Find the general solution in chemistry?

[Success]

Find the general solution of y"'-y"-y'+y=2e^-t+3.

Here's the work:
r³-r²-r+1=r²(r-1)-(r-1)=(r-1)(r²-1)=(r²-1)²(r+1)
r=1, -1
y=c₁e^t+c₂te^t+c₃e^-t

The answer in the textbook is y=c₁e^t+c₂te^t+c₃e^-t+(1/2)te^-t+3 but I don't know how to get the last 2 terms. Help me...

 

[STEMucator]

Find the general solution of y"'-y"-y'+y=2e^-t+3.

Here's the work:
r³-r²-r+1=r²(r-1)-(r-1)=(r-1)(r²-1)=(r²-1)²(r+1)
r=1, -1
y=c₁e^t+c₂te^t+c₃e^-t

The answer in the textbook is y=c₁e^t+c₂te^t+c₃e^-t+(1/2)te^-t+3 but I don't know how to get the last 2 terms. Help me...

I believe what they have there is the particular solution $y_p$.

 

[Success]

Let me try to find the particular solution and see if it makes sense then.

 

[Boorglar]

Yes, what you've found is the solution to the homogeneous equation (where the right hand side is 0). You need to add the particular solution.

 

[HallsofIvy]

There are two standard ways of finding a "specific solution" to a non-homogeneous linear equation to be added to the general solution to the associated homogeneous equation:
1) "Variation of Parameters". Given independent solutions y1 and y2 to the associated homogeneous equation, look for a specific solution to the entire equation of the form uy1+ vy2, solving for u and v.

2) "Undetermined Coefficients". Guess the correct form for the specific solution up to coefficients that have to be determined.

The second only works if you can guess the correct form and that will be only when the "right hand side" (or "non-homogeous part") of the equation is itself one of the various kinds of functions one expects to get as solutions to a linear homogeneous equation with constant coefficients. The first works for any "right hand side" but is much more difficult computationally.

The " kinds of functions one expects to get as solutions to a linear homogeneous equation with constant coefficients" are (1) exponentials, (2) polynomials, (3) sines and cosines, and (4) combinations of those.

Here, the "right hand side" is 2e^{-t}+ 3 which is of that kind so we ca use "undetermined coefficients". Yes, the general solution to the "associated homogeneous equation" is C_1e^t+ C_2te^{t}+ C_3e^{-t}. For a "right hand side" involving e^{-t} we would normally try Ae^{-t} but that is already a solution of the associated homogeneous equation so we try, instead, Ate^{-t} (just as the fact that "1" is a double root of the characteristic equation gives e^t and te^t as solutions to the associated homogeneous equation).

That is, set y(t)= Ate^{-t}+ B in the equation and solve for A and B.

 

[Success]

HallsofIvy, how do I do that?
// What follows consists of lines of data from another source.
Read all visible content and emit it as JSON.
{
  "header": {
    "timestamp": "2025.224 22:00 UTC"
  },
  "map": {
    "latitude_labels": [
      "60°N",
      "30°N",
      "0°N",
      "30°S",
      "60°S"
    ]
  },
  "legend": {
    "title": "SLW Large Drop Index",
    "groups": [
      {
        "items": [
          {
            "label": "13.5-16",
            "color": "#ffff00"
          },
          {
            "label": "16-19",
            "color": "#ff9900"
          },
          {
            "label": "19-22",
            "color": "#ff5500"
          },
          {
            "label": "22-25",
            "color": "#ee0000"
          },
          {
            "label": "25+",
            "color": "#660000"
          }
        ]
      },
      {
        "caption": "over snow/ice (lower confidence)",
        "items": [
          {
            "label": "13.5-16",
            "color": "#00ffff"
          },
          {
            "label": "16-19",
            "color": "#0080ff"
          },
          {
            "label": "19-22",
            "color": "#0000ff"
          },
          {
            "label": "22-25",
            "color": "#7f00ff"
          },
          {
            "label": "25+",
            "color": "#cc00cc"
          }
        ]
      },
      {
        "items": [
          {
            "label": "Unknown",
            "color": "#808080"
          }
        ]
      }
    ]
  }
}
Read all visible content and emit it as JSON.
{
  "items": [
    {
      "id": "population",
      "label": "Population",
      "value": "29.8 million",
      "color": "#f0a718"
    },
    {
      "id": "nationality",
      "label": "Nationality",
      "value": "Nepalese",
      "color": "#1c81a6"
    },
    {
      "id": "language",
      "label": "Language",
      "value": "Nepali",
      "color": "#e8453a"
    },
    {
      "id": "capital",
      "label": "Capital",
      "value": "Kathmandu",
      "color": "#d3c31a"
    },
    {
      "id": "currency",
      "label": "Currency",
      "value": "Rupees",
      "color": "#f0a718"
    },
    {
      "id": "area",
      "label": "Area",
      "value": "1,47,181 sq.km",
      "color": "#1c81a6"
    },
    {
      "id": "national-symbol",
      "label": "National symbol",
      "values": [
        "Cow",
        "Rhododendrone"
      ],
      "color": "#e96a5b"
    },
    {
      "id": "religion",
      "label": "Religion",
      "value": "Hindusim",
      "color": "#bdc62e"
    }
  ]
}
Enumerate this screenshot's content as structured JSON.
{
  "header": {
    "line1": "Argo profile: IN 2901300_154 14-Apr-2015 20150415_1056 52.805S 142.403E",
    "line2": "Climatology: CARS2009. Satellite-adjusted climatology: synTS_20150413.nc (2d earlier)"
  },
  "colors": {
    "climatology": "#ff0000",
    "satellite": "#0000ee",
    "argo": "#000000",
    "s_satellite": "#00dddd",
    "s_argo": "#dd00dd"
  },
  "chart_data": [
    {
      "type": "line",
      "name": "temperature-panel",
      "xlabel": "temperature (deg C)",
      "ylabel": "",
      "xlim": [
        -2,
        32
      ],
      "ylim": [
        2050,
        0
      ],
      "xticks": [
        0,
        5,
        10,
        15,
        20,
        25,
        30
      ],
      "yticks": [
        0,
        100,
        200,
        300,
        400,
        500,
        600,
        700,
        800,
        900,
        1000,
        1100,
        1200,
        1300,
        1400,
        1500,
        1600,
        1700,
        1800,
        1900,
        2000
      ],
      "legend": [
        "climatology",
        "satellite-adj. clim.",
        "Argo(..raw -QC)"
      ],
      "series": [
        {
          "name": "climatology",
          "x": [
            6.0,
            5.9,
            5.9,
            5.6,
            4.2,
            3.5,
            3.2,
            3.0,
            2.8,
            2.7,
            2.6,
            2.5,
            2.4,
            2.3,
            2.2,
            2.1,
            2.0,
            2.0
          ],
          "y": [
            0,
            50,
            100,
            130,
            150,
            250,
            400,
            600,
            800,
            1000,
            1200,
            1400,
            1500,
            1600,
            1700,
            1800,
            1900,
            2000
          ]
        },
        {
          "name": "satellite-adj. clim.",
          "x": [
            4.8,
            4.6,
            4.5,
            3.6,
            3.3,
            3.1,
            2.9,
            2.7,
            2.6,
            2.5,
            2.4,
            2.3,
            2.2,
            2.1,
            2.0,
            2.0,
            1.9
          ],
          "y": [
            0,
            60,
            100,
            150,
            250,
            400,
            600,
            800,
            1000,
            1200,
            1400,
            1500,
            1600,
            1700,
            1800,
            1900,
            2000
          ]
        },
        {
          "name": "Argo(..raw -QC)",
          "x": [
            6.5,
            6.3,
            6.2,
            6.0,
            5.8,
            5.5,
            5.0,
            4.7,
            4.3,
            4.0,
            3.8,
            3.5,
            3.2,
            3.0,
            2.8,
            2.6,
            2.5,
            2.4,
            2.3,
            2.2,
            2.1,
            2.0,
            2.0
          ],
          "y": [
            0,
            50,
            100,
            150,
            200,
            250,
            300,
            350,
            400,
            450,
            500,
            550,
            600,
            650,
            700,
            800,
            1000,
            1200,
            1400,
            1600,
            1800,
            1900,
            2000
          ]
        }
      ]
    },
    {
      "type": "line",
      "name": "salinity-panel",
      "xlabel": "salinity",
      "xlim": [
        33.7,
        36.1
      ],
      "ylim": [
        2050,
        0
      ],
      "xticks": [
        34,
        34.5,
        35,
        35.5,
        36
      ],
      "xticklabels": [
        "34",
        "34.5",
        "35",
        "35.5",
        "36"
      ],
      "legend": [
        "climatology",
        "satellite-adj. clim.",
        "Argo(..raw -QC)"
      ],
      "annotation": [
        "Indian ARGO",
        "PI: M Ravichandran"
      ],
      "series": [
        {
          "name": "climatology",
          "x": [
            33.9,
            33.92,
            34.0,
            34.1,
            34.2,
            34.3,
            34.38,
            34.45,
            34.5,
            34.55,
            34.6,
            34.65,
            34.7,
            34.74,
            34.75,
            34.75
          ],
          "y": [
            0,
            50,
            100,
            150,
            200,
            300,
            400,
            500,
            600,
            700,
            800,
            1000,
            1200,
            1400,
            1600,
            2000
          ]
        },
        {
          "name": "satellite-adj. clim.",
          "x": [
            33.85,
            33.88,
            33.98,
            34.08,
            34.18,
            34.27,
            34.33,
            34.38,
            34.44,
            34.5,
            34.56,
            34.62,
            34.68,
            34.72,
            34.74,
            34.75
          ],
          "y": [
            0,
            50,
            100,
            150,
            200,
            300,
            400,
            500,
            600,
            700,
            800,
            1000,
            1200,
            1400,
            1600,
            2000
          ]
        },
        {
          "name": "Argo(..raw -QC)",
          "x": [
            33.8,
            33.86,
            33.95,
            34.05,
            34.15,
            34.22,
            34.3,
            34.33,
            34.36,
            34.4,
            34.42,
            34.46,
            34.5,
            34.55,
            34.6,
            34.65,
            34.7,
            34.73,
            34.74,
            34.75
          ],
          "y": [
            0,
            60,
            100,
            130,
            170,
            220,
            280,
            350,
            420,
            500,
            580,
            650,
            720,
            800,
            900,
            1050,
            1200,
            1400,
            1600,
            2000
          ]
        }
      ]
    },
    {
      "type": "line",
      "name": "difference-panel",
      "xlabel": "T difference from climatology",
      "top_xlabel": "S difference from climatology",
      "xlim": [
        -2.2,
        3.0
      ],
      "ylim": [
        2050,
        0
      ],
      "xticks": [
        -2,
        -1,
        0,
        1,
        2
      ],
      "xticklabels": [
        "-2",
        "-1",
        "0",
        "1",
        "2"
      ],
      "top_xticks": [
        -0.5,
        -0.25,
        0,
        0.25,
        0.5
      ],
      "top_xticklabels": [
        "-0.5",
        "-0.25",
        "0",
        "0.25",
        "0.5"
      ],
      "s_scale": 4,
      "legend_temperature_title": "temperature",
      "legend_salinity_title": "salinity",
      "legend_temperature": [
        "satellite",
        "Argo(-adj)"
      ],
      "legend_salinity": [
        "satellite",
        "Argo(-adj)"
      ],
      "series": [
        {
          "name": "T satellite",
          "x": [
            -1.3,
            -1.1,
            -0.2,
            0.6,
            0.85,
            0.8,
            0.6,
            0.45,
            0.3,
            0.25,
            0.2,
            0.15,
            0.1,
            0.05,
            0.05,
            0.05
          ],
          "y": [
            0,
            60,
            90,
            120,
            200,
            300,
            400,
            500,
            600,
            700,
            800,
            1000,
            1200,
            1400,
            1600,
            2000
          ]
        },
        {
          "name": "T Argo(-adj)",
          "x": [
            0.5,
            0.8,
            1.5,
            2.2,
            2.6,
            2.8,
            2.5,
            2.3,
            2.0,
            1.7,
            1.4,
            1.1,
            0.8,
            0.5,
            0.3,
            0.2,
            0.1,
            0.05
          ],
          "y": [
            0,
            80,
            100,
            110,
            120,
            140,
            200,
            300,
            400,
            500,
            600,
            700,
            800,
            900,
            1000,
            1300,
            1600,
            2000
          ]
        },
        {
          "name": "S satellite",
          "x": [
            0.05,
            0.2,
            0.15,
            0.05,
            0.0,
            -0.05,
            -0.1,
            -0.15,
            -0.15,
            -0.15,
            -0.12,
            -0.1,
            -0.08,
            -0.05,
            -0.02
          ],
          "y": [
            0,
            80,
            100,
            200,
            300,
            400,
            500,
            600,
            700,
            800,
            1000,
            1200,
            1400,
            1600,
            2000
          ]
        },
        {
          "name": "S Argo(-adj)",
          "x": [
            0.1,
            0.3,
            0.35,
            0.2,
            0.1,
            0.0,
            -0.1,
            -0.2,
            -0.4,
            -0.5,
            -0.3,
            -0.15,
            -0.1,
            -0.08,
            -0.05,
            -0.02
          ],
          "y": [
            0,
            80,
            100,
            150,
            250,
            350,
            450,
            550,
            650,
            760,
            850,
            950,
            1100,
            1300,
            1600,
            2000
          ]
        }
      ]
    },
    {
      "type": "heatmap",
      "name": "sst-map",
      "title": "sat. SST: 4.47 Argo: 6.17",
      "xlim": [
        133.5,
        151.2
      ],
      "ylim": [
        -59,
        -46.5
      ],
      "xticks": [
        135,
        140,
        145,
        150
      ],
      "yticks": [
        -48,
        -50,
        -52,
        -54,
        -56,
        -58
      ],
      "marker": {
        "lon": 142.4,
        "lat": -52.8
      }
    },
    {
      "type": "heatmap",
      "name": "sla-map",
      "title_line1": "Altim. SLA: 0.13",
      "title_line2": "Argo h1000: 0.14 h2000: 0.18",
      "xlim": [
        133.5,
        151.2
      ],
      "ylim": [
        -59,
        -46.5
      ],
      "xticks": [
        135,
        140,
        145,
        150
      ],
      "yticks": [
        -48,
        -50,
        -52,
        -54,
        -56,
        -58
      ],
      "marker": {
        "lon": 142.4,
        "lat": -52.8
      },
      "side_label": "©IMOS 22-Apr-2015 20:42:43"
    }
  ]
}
Can you show complete work?

 

[STEMucator]

HallsofIvy, how do I do that? Can you show complete work?

He's already done most of the work for you by guessing the correct form of the particular solution. All you would have to do at this point is plug it in and solve for the coefficients.

Undetermined coefficients relies on the fact that you can guess the form of the particular solution.

 

[Redbelly98]

That is, set y(t)= Ate^{-t}+ B in the equation and solve for A and B.

HallsofIvy, how do I do that? Can you show complete work?

No, he can't. Or he shouldn't -- since showing the complete work would be against our forum guidelines. To proceed, you should:

1. Substitute the expression HallsofIvy wrote into the differential equation you have.
2. Take derivatives, as necessary, of HallsofIvy's expression.
3. Combine like terms together, and examine them to figure out what A and B are.

If you get stuck, post all the work you were able to do up until the point where you got stuck.

 

[Mark44]

Find the general solution of y"'-y"-y'+y=2e^-t+3.

Here's the work:
r³-r²-r+1=r²(r-1)-(r-1)=(r-1)(r²-1)=(r²-1)²(r+1)
r=1, -1

You have a mistake here that I don't think anyone noticed. The final factorization should be (r - 1)²(r + 1), NOT (r²[/color] - 1)²(r + 1).

y=c₁e^t+c₂te^t+c₃e^-t


The answer in the textbook is y=c₁e^t+c₂te^t+c₃e^-t+(1/2)te^-t+3 but I don't know how to get the last 2 terms. Help me...

 

[Success]

Mark44, yeah, you're right.

 

[Success]

Okay, I've took the derivatives for all of them and I got y'=Ce^(-t)(-t+1), y"=Ce^(-t)(t-2) and y'''=Ce^(-t)(-t+3). I combined like terms and got Ce^(-t)(-t+3-t+2+t-1+t)=2e^-t, C=1/2, so yeah, the answer makes sense. But can anyone tell me how to get t in (-t+3-t+2+t-1+t)? The last term.